What do you suggest is the best way to influence senior stakeholders who are reluctant to test out giving more flexibility to the frontline operation around breaks etc.?

Dr. Phoebe Asquith: Collecting data and/or providing evidence is crucial when convincing stakeholder of the benefits to changes and to help to support initiatives. For example, the benefit of taking breaks at crucial points in time between calls is evidenced in a recent study by Microsoft (2021). A study of brain electrical activity in people participating in back-to-back meetings revealed that activity associated with stress increased as the number of consecutive meetings increased. For the participants deprived of breaks, researchers also noticed that the transition period between calls caused stress levels to spike. It is likely that if you have had a more challenging or emotionally loaded call, that this effect will only increase. Evidence showed that taking even a short break in between meetings to ‘reset’ helped to reduce this compound stressor effect.

Indeed, the research by the CCMA (2022) identified that the simplest and most effective action you can take to improve wellbeing in contact centre agents is to allow them to take a break between calls.

You could also suggest trialling an initiative with a pilot group to collect your own data, before rolling out to a wider employee base.

How can managers best support teams who are split across regional offices and a blend of hybrid and WFH – leaders may not see their direct team face to face/in an office?
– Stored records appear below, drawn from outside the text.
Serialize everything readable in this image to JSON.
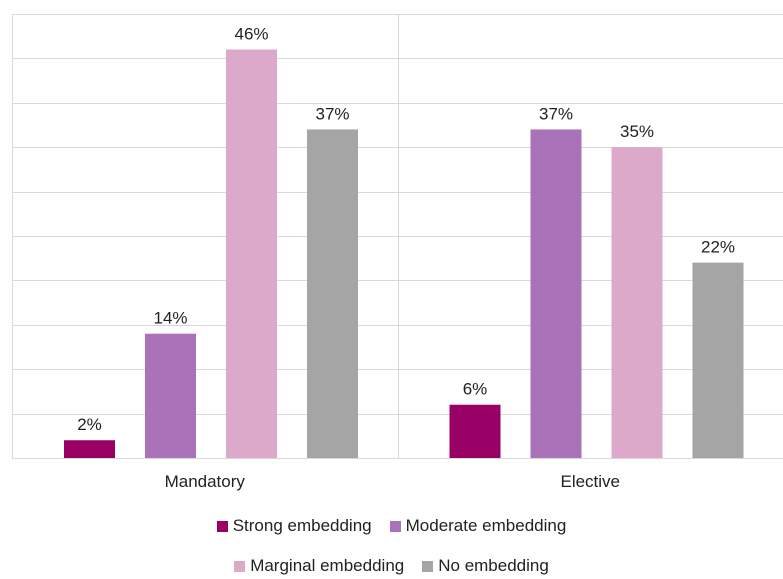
{
  "chart_data": {
    "type": "bar",
    "categories": [
      "Mandatory",
      "Elective"
    ],
    "series": [
      {
        "name": "Strong embedding",
        "values": [
          2,
          6
        ],
        "labels": [
          "2%",
          "6%"
        ],
        "color": "#990066"
      },
      {
        "name": "Moderate embedding",
        "values": [
          14,
          37
        ],
        "labels": [
          "14%",
          "37%"
        ],
        "color": "#AA72B8"
      },
      {
        "name": "Marginal embedding",
        "values": [
          46,
          35
        ],
        "labels": [
          "46%",
          "35%"
        ],
        "color": "#DCA9CA"
      },
      {
        "name": "No embedding",
        "values": [
          37,
          22
        ],
        "labels": [
          "37%",
          "22%"
        ],
        "color": "#A5A5A5"
      }
    ],
    "ylim": [
      0,
      50
    ],
    "grid": true,
    "legend_position": "bottom",
    "title": "",
    "xlabel": "",
    "ylabel": ""
  }
}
These are our biggest priority for wellbeing at the moment

Dr. Phoebe Asquith: There are four core factors that need to be in place to ensure that the right support is provided to hybrid workers:

1. Collecting data that can help you to identify red flags even if you are not working together physically. This may be part of the WEM data (but with a focus on wellbeing linked to performance), it can also be through regular feedback from employees on how they’re getting on. For example, currently Sabio is developing wellbeing technology that can collect subjective data from an employee that maps to a framework of wellbeing, to provide a team-level view to managers to help them to recognise wellbeing patterns.

2. Having systems in place that can allow employees to reach out to managers and their colleagues easily. This may be a virtual “open door” hour a couple of hours a week, a social group chat that can provide respite and regular 1:1 meetings.
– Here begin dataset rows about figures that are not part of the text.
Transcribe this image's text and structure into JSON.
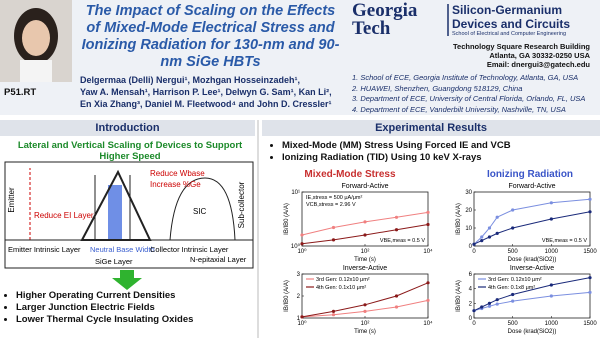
{
  "header": {
    "title": "The Impact of Scaling on the Effects of Mixed-Mode Electrical Stress and Ionizing Radiation for 130-nm and 90-nm SiGe HBTs",
    "poster_id": "P51.RT",
    "authors": [
      "Delgermaa (Delli) Nergui¹, Mozhgan Hosseinzadeh¹,",
      "Yaw A. Mensah¹, Harrison P. Lee¹, Delwyn G. Sam¹, Kan Li²,",
      "En Xia Zhang³, Daniel M. Fleetwood⁴ and John D. Cressler¹"
    ],
    "logo": {
      "line1": "Georgia",
      "line2": "Tech",
      "group": "Silicon-Germanium Devices and Circuits",
      "school": "School of Electrical and Computer Engineering"
    },
    "address": [
      "Technology Square Research Building",
      "Atlanta, GA 30332-0250 USA",
      "Email: dnergui3@gatech.edu"
    ],
    "affiliations": [
      "1. School of ECE, Georgia Institute of Technology, Atlanta, GA, USA",
      "2. HUAWEI, Shenzhen, Guangdong 518129, China",
      "3. Department of ECE, University of Central Florida, Orlando, FL, USA",
      "4. Department of ECE, Vanderbilt University, Nashville, TN, USA"
    ]
  },
  "introduction": {
    "heading": "Introduction",
    "subtitle": "Lateral and Vertical Scaling of Devices to Support Higher Speed",
    "diagram": {
      "reduce_wbase": "Reduce Wbase",
      "increase_ge": "Increase %Ge",
      "emitter": "Emitter",
      "reduce_ei": "Reduce EI Layer",
      "sic": "SIC",
      "sub_collector": "Sub-collector",
      "emitter_intrinsic": "Emitter Intrinsic Layer",
      "neutral_base": "Neutral Base Width",
      "collector_intrinsic": "Collector Intrinsic Layer",
      "n_epi": "N-epitaxial Layer",
      "sige": "SiGe Layer"
    },
    "bullets": [
      "Higher Operating Current Densities",
      "Larger Junction Electric Fields",
      "Lower Thermal Cycle Insulating Oxides"
    ]
  },
  "results": {
    "heading": "Experimental Results",
    "bullets": [
      "Mixed-Mode (MM) Stress Using Forced IE and VCB",
      "Ionizing Radiation (TID) Using 10 keV X-rays"
    ],
    "mixed_mode": {
      "heading": "Mixed-Mode Stress",
      "plots": [
        {
          "title": "Forward-Active",
          "xlabel": "Time (s)",
          "ylabel": "IB/IB0 (A/A)",
          "log_x": true,
          "log_y": true,
          "xlim": [
            1,
            10000
          ],
          "ylim": [
            1,
            10
          ],
          "xticks": [
            {
              "value": 1,
              "label": "10⁰"
            },
            {
              "value": 100,
              "label": "10²"
            },
            {
              "value": 10000,
              "label": "10⁴"
            }
          ],
          "yticks": [
            {
              "value": 1,
              "label": "10⁰"
            },
            {
              "value": 10,
              "label": "10¹"
            }
          ],
          "stress_conditions": [
            "IE,stress = 500 μA/μm²",
            "VCB,stress = 2.96 V"
          ],
          "measurement": "VBE,meas = 0.5 V",
          "series": [
            {
              "color": "#f08080",
              "x": [
                1,
                10,
                100,
                1000,
                10000
              ],
              "values": [
                1.6,
                2.2,
                2.8,
                3.4,
                4.2
              ]
            },
            {
              "color": "#8b1a1a",
              "x": [
                1,
                10,
                100,
                1000,
                10000
              ],
              "values": [
                1.1,
                1.3,
                1.6,
                2.0,
                2.5
              ]
            }
          ]
        },
        {
          "title": "Inverse-Active",
          "xlabel": "Time (s)",
          "ylabel": "IB/IB0 (A/A)",
          "log_x": true,
          "log_y": false,
          "xlim": [
            1,
            10000
          ],
          "ylim": [
            1,
            3
          ],
          "xticks": [
            {
              "value": 1,
              "label": "10⁰"
            },
            {
              "value": 100,
              "label": "10²"
            },
            {
              "value": 10000,
              "label": "10⁴"
            }
          ],
          "yticks": [
            1,
            2,
            3
          ],
          "legend": "upper left",
          "series": [
            {
              "name": "3rd Gen: 0.12x10 μm²",
              "color": "#f08080",
              "x": [
                1,
                10,
                100,
                1000,
                10000
              ],
              "values": [
                1.05,
                1.15,
                1.3,
                1.5,
                1.8
              ]
            },
            {
              "name": "4th Gen: 0.1x10 μm²",
              "color": "#8b1a1a",
              "x": [
                1,
                10,
                100,
                1000,
                10000
              ],
              "values": [
                1.05,
                1.3,
                1.6,
                2.0,
                2.6
              ]
            }
          ]
        }
      ]
    },
    "ionizing": {
      "heading": "Ionizing Radiation",
      "plots": [
        {
          "title": "Forward-Active",
          "xlabel": "Dose (krad(SiO2))",
          "ylabel": "IB/IB0 (A/A)",
          "log_x": false,
          "log_y": false,
          "xlim": [
            0,
            1500
          ],
          "ylim": [
            0,
            30
          ],
          "xticks": [
            0,
            500,
            1000,
            1500
          ],
          "yticks": [
            0,
            10,
            20,
            30
          ],
          "measurement": "VBE,meas = 0.5 V",
          "series": [
            {
              "color": "#7b8fe0",
              "x": [
                0,
                100,
                200,
                300,
                500,
                1000,
                1500
              ],
              "values": [
                1,
                5,
                10,
                16,
                20,
                24,
                26
              ]
            },
            {
              "color": "#1a2a7a",
              "x": [
                0,
                100,
                200,
                300,
                500,
                1000,
                1500
              ],
              "values": [
                1,
                3,
                5,
                7,
                10,
                15,
                19
              ]
            }
          ]
        },
        {
          "title": "Inverse-Active",
          "xlabel": "Dose (krad(SiO2))",
          "ylabel": "IB/IB0 (A/A)",
          "log_x": false,
          "log_y": false,
          "xlim": [
            0,
            1500
          ],
          "ylim": [
            0,
            6
          ],
          "xticks": [
            0,
            500,
            1000,
            1500
          ],
          "yticks": [
            0,
            2,
            4,
            6
          ],
          "legend": "upper left",
          "series": [
            {
              "name": "3rd Gen: 0.12x10 μm²",
              "color": "#7b8fe0",
              "x": [
                0,
                100,
                200,
                300,
                500,
                1000,
                1500
              ],
              "values": [
                1,
                1.3,
                1.6,
                1.9,
                2.3,
                3.0,
                3.5
              ]
            },
            {
              "name": "4th Gen: 0.1x8 μm²",
              "color": "#1a2a7a",
              "x": [
                0,
                100,
                200,
                300,
                500,
                1000,
                1500
              ],
              "values": [
                1,
                1.5,
                2,
                2.5,
                3.2,
                4.5,
                5.5
              ]
            }
          ]
        }
      ]
    }
  }
}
3. Training for managers, employees and wellbeing champions that help to create a culture of care and connected community. This includes skills and knowledge around wellbeing and psychology, empathy and teamship. This helps teams to share a common language around wellbeing, as well as helps them to spot signs of someone struggling and how to address matters in the right way.
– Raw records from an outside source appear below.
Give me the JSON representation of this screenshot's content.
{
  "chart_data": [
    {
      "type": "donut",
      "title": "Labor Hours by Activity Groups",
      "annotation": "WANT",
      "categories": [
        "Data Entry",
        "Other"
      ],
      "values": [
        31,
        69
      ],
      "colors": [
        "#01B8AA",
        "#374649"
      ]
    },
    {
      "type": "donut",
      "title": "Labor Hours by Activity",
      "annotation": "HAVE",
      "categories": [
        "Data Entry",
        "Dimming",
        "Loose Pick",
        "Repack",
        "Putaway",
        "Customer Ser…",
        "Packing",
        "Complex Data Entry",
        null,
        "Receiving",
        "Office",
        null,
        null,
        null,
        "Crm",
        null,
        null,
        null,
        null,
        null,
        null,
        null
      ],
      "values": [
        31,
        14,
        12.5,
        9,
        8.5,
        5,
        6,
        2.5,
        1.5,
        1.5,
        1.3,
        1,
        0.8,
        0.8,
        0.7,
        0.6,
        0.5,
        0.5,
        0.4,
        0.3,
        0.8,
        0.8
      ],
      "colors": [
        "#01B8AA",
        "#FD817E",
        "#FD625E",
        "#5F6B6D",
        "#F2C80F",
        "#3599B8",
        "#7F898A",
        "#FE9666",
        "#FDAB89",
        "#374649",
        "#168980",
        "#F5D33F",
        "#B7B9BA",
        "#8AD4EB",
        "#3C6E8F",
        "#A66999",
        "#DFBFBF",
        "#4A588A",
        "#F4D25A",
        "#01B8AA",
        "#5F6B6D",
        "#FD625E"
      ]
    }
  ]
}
4. Finally, organisations needs to prioritise wellbeing as part of their wider business strategy. Employee wellbeing feeds into customer experience and staff retention, as well as talent acquisition. Making wellbeing part of a systematic and embedded approach to everyday working processes is a step-by-step and gradual, but crucial, process.

About the Author

Stephen Yap, Research Director at the CCMA

Stephen Yap is the Research Director for the Call Centre Management Association (CCMA), where he designs and delivers bespoke research on topics of interest to the contact-centre sector, encompassing themes such as customer behaviour, advisor experience, operations management and technology transformation.

Prior to this Stephen spent almost 20 years with two blue-chip research firms: Kantar and Ipsos. For more than 20 years Stephen has helped some of the world’s most recognisable brands uncover and satisfy their customers’ wants and needs.